――“途中式”とはどういうものですか?

 何らかの探究や創作のプロセスを経て、コンテストや学会の発表に応募しただけでも、成果として見なされることがよくあります。「仮説を持って探究学習をした結果、これは今の高校生の自分には出来ないということが分かった」も成果なのです。

 挑戦したけれど、失敗してしまった、あるいは成功しにくいことが分かった、も成果。それらを資料にきちんとまとめていれば、入賞経験に関係なく、書類通過の可能性が高まります。

 例えばですが、スポーツで実績があったのに書類で落ちた子の場合、どうすれば良かったのか。それほど実績を出せる人物だったら、きっと成功までの途中で、普通の人では想像できないトレーニングや自己分析があったはずです。それは筋肉の勉強かもしれないし、栄養の勉強かもしれない。その“途中式”をきちんと資料にすれば、途端に研究成果となります。今まではこのスポーツをずっとやってきたけれど、次はその経験をもとに大学ではこんな研究をしたい、というように「過去・現在・未来」をつなげるイメージです。

総合型選抜で何より大切なのは、受験校の「募集要項」を読み込み理解することだ。求める学生像が書いてあるのにもかかわらず、それを見落としている受験生が意外と多いという。例えば、慶應では「将来の構想があって、そこに至る試行錯誤や行動をすでに開始していること」が重視されている。試行錯誤は部活でも、課外活動でも何でもいい。重要なのは、自分ならではの視点で捉えているか。これはSFCだけでなく、法学部でも看護医療学部でも、慶應全体で重要視されていることが、募集要項から読み取れる。

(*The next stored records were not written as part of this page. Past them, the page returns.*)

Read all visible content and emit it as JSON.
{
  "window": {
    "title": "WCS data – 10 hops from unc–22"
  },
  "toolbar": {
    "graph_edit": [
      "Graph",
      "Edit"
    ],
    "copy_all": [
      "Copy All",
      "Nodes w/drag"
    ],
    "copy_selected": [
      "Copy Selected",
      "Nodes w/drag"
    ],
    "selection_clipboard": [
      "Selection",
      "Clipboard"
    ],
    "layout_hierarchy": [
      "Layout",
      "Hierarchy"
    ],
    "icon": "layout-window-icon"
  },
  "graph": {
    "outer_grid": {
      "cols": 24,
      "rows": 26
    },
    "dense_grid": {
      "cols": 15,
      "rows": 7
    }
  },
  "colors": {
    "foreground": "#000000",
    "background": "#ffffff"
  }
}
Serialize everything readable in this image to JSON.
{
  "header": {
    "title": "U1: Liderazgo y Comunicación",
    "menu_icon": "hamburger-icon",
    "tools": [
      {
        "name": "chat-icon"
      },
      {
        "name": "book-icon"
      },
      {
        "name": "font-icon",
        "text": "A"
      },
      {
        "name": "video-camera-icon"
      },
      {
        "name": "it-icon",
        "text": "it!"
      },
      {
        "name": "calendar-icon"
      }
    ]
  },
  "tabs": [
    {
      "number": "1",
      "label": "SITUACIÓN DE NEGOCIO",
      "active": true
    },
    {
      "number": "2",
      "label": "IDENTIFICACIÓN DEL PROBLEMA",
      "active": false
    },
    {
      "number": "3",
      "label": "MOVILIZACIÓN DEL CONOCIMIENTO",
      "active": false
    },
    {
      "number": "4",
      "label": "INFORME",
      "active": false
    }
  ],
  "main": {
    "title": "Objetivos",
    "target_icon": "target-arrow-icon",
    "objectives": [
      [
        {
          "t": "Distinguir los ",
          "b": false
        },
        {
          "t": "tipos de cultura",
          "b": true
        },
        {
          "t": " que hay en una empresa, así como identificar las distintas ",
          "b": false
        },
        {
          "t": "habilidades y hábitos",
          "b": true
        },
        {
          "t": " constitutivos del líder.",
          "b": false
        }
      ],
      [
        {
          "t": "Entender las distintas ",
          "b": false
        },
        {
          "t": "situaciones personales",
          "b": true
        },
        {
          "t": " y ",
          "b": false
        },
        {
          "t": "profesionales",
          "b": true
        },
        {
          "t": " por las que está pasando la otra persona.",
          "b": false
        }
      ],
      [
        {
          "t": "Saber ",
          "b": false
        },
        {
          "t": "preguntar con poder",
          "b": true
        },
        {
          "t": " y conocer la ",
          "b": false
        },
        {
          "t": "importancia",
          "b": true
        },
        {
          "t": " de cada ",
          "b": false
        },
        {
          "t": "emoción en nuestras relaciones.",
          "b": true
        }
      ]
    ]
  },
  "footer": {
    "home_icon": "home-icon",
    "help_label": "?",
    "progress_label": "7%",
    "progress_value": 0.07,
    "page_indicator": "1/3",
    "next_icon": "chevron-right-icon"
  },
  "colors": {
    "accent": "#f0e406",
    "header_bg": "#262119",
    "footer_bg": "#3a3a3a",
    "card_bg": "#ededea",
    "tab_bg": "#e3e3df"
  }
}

――研究テーマが見つからない場合は、どうすればいいのでしょうか?

 周りの大人が質問してあげるのも手です。まずは今、何が好きかを聞く。そして、これまで何が好きだったかを聞いて過去の整理をし、さらに将来どうなりたいのかを聞きます。

 もちろん、これらが全くつながってないケースもあります。その場合、それぞれ具体化と抽象化を行き来しながら、キーワードを変換していきます。過去と未来がつながる接点が1個でも見つかれば、立派な志望理由になります。

 もし今、高校3年生だったら出願時期の夏までに出来る活動を増やし、出願ギリギリまで自主研究を重ねていくのがいいでしょう。逆に、早々に志望理由を書き終えてしまう人の方が危ないです。